Das LG Coburg hat sich in seiner Entscheidung vom 21.08.2009 (11 O 480/05) mit den Voraussetzungen und Grenzen der Verweisbarkeit bei Berufsunfähigkeitsversicherungen beschäftigt.

 

Ein Elektriker der im elterlichen Betrieb arbeitete, stellte bei seinem Versicherer Antrag auf Leistung aus seiner Berufsunfähigkeitsversicherung wegen eines Bandscheibenvorfalls. Der Versicherer lehnte das Leistungsbegehren ab und verwies auf Tätigkeiten die die versicherte Person ausüben könnte, z.B. als ein Baumarktfachverkäufer in einer Elektroabteilung, als Mitarbeiter im Autoverleih, in einem Copy- oder mail-Center, als Garagenwart oder Hausmeister.
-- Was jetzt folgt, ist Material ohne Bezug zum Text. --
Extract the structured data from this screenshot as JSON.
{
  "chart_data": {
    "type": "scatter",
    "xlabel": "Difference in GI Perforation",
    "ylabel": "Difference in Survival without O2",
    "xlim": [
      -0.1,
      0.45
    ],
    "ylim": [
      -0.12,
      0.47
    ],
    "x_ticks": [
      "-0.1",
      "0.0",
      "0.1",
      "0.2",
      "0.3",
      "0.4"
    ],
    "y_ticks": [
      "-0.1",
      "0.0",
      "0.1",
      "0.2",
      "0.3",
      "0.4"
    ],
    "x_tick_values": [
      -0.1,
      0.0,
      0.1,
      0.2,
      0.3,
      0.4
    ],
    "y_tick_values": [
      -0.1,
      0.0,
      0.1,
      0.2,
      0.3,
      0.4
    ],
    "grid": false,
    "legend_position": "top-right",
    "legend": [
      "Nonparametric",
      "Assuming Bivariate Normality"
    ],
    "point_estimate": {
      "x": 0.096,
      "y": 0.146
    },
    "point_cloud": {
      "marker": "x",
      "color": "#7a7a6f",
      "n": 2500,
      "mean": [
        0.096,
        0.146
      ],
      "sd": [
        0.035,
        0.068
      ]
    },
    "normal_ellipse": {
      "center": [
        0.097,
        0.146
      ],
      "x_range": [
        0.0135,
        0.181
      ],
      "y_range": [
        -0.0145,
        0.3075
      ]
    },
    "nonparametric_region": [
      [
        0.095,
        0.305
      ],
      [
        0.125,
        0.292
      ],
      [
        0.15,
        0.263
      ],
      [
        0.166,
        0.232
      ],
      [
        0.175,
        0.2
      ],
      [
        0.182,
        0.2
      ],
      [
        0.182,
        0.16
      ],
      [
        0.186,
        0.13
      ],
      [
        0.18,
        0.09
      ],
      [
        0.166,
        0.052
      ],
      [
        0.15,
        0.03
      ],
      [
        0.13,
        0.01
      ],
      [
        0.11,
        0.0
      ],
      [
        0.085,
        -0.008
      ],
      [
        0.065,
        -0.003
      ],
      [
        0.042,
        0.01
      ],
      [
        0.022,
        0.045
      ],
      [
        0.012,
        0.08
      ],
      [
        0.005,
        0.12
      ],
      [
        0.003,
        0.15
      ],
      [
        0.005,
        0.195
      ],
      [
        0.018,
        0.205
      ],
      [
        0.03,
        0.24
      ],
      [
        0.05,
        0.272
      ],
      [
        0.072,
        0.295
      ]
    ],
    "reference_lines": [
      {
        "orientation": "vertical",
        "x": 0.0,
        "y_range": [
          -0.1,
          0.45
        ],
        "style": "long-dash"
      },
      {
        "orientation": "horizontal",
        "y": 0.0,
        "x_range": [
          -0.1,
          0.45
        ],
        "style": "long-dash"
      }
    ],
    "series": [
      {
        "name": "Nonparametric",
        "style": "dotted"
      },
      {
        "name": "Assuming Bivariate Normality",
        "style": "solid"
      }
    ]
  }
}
Die versicherte Person (VP) klagte über einen Rechtsanwalt mit Erfolg. Das Landgericht Coburg hat den Berufsunfähigkeitsversicherer zur Leistungszahlung verurteilt (Entscheidung vom 21.08.2009, 11 O 480/05) und dabei begründet, dass der Elektriker nicht auf die genannten Tätigkeiten verwiesen werden könne.

Die Frage der Verweisbarkeit wurde durch ein Sachverständigengutachten geklärt, so sei das Leistungs- und Tätigkeitsbild der zuletzt ausgeübten beruflichen Tätigkeit maßgebend. Zudem seien insbesondere die Ausbildung, die soziale Wertschätzung (soziale Lebensstellung), die Einkommenshöhe (wirtschaftliche Lebensstellung), Aufstiegs- und Karrierechancen sowie körperliche Fähigkeiten zu berücksichtigen. Es kann nicht erwartet werden, dass ein Elektriker mit qualifizierter Fachausbildung, jahrelanger berufstypischer Spezialtätigkeit und bei gutem Einkommen sowie Ansehen eine Tätigkeit mit Hilfs- oder Ergänzungsarbeiten künftig auszuführen hat, um seinen Lebensunterhalt damit zu bestreiten.

Die versicherte Person (VP) hatte Glück das er durch einen erfahrenen Rechtsanwalt vertreten wurde. Viele Klagen verlaufen fehl, wenn bei Antragstellung auf BU-Leistung keine professionelle Begleitung erfolgte. Fachanwälte für Versicherungsrecht sind sehr zu empfehlen (siehe www.fairtest.de).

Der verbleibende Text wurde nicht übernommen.